* * * * *

The case is coming to trial late in November. Can you possibly get leave? I've tried to write you again and again but it just seems to make things worse. I want to see you about several matters, but you know that you have once prevented me from coming and I am disinclined to try again. In view of a number of things it seems necessary that we have a conference. I'm very glad about your appointment. GLORIA.

* * * * *

He was too tired to try to understand--or to care. Her phrases, her intentions, were all very far away in an incomprehensible past. At the second letter he scarcely glanced; it was from Dot--an incoherent, tear-swollen scrawl, a flood of protest, endearment, and grief. After a page he let it slip from his inert hand and drowsed back into a nebulous hinterland of his own. At drill-call he awoke with a high fever and fainted when he tried to leave his tent--at noon he was sent to the base hospital with influenza.

He was aware that this sickness was providential. It saved him from a hysterical relapse--and he recovered in time to entrain on a damp November day for New York, and for the interminable massacre beyond.

When the regiment reached Camp Mills, Long Island, Anthony's single idea was to get into the city and see Gloria as soon as possible. It was now evident that an armistice would be signed within the week, but rumor had it that in any case troops would continue to be shipped to France until the last moment. Anthony was appalled at the notion of the long voyage, of a tedious debarkation at a French port, and of being kept abroad for a year, possibly, to replace the troops who had seen actual fighting.

His intention had been to obtain a two-day furlough, but Camp Mills proved to be under a strict influenza quarantine--it was impossible for even an officer to leave except on official business.
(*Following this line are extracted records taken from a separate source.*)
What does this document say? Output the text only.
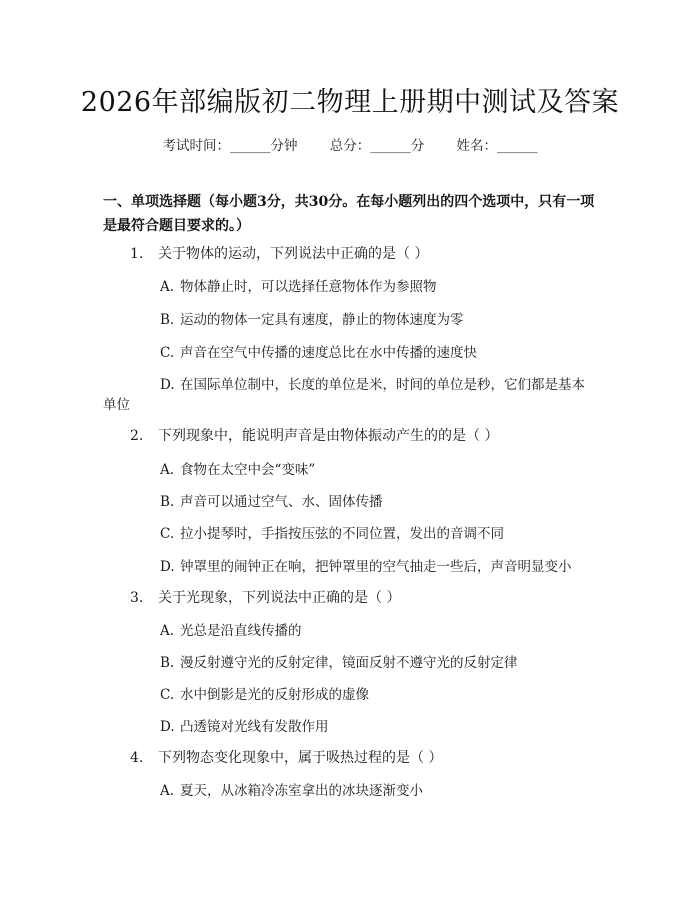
2026年部编版初二物理上册期中测试及答案
考试时间：______分钟 总分：______分 姓名：______
一、单项选择题（每小题3分，共30分。在每小题列出的四个选项中，只有一项是最符合题目要求的。）
1. 关于物体的运动，下列说法中正确的是（ ）
A. 物体静止时，可以选择任意物体作为参照物
B. 运动的物体一定具有速度，静止的物体速度为零
C. 声音在空气中传播的速度总比在水中传播的速度快
D. 在国际单位制中，长度的单位是米，时间的单位是秒，它们都是基本
单位
2. 下列现象中，能说明声音是由物体振动产生的的是（ ）
A. 食物在太空中会“变味”
B. 声音可以通过空气、水、固体传播
C. 拉小提琴时，手指按压弦的不同位置，发出的音调不同
D. 钟罩里的闹钟正在响，把钟罩里的空气抽走一些后，声音明显变小
3. 关于光现象，下列说法中正确的是（ ）
A. 光总是沿直线传播的
B. 漫反射遵守光的反射定律，镜面反射不遵守光的反射定律
C. 水中倒影是光的反射形成的虚像
D. 凸透镜对光线有发散作用
4. 下列物态变化现象中，属于吸热过程的是（ ）
A. 夏天，从冰箱冷冻室拿出的冰块逐渐变小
For a private it was out of the question.

The camp itself was a dreary muddle, cold, wind-swept, and filthy, with the accumulated dirt incident to the passage through of many divisions. Their train came in at seven one night, and they waited in line until one while a military tangle was straightened out somewhere ahead. Officers ran up and down ceaselessly, calling orders and making a great uproar. It turned out that the trouble was due to the colonel, who was in a righteous temper because he was a West Pointer, and the war was going to stop before he could get overseas. Had the militant governments realized the number of broken hearts among the older West Pointers during that week, they would indubitably have prolonged the slaughter another month. The thing was pitiable!